COVID-19 hospitalizations pass 100K in US and could double soon; experts fear weary staff will be ‘overrun’ by patients

The number of hospitalized COVID-19 patients nationwide passed the 100,000 mark Wednesday, an alarming statistic fueling enormous strain on the health care system and its brave but beleaguered workers.

Some experts said the total, compiled by the COVID Tracking Project and at 100,226 Wednesday night, could soon double. Robert Glatter, an emergency room physician at New York City’s Lenox Hill Hospital, said the country has reached a “dangerous inflection point.”

“I wouldn’t be surprised if we stand at 200,000 people hospitalized in the next month,” Glatter told USA TODAY. “Explosive growth of the virus has the potential to overrun our ability to provide care. Not only for patients with COVID-19 but also for basic medical conditions.”

Many hospitals will be forced to suspend elective surgeries and other routine operations, set up temporary field hospitals and stretch staff to the limit, experts said.

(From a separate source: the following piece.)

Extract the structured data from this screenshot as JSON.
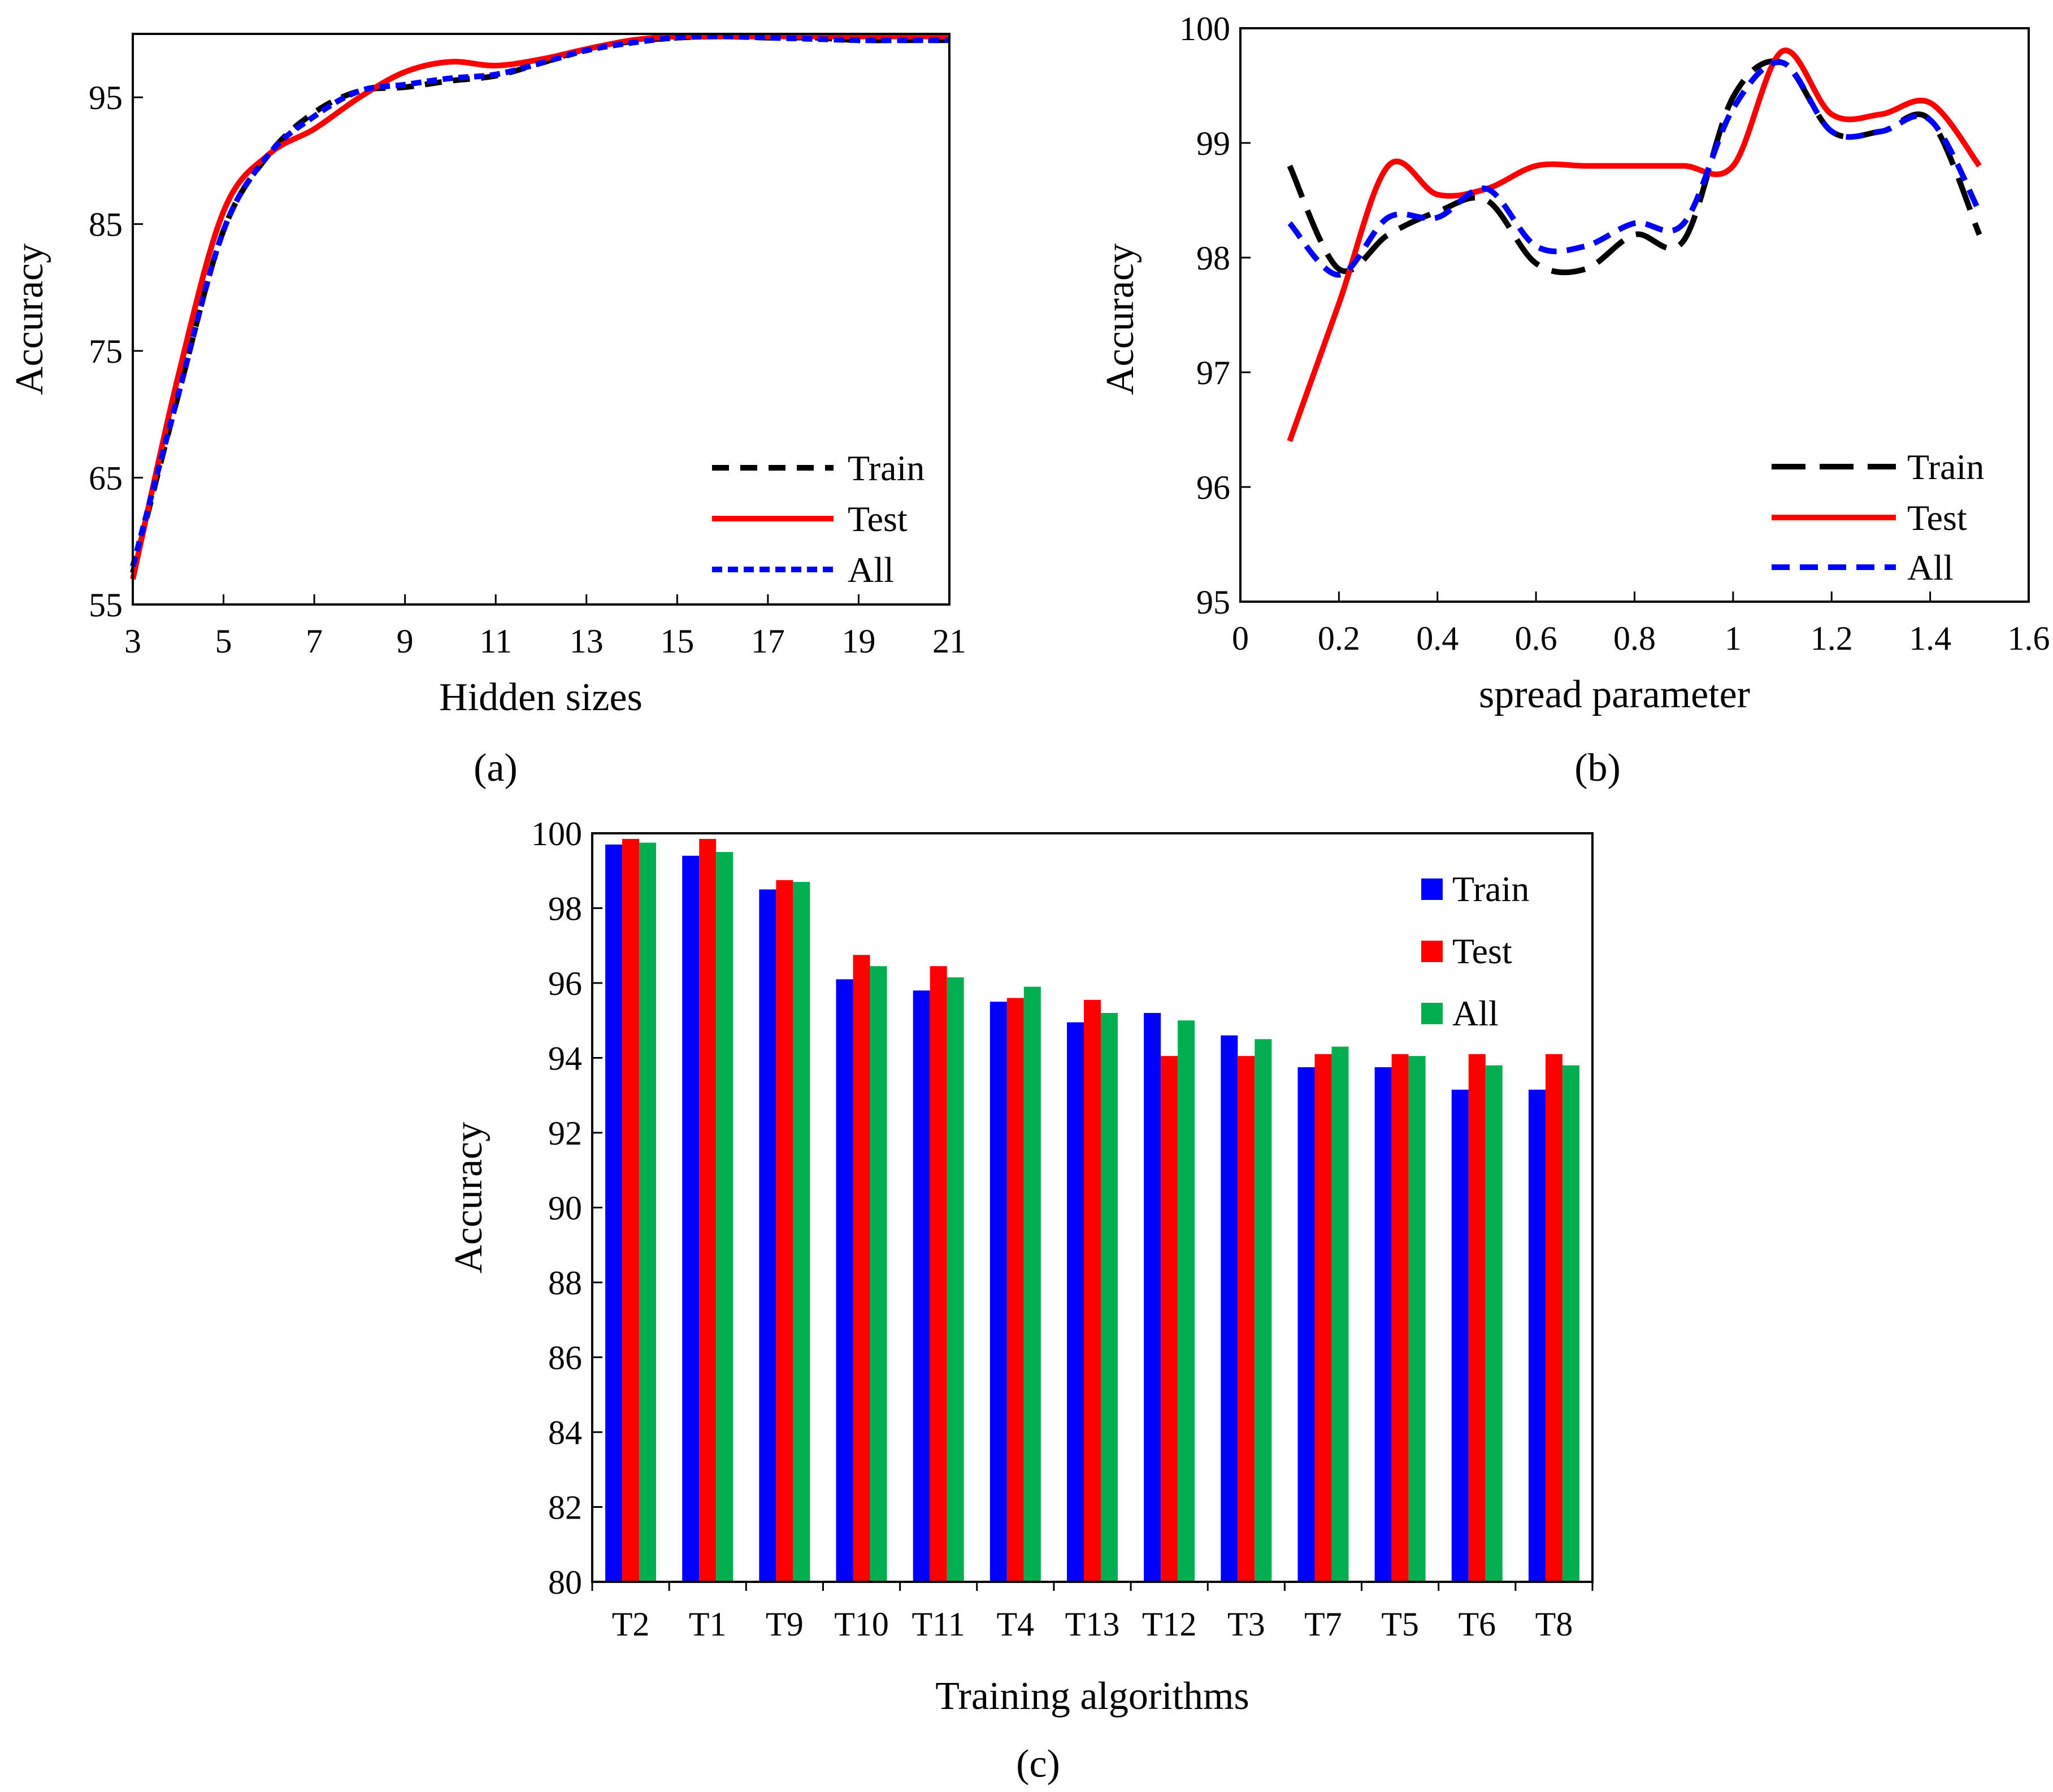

California Gov. Gavin Newsom said intensive care beds across the nation’s most-populous state could be full by mid-December. He warned that “drastic action,” including tightened stay-at-home orders, could come within days.

Little Rhode Island has a big problem, too. The state’s Emergency Alert System issued this message to residents this week: “RIGOV COVID ALERT: Hospitals at capacity due to COVID. Help the frontline by staying home as much as possible for the next two weeks. Work remotely if you can, avoid social gatherings, get tested. If we all decrease our mobility, we will save lives.” The state established two temporary field hospitals with a capacity of almost 1,000 beds to meet the fast-rising demand.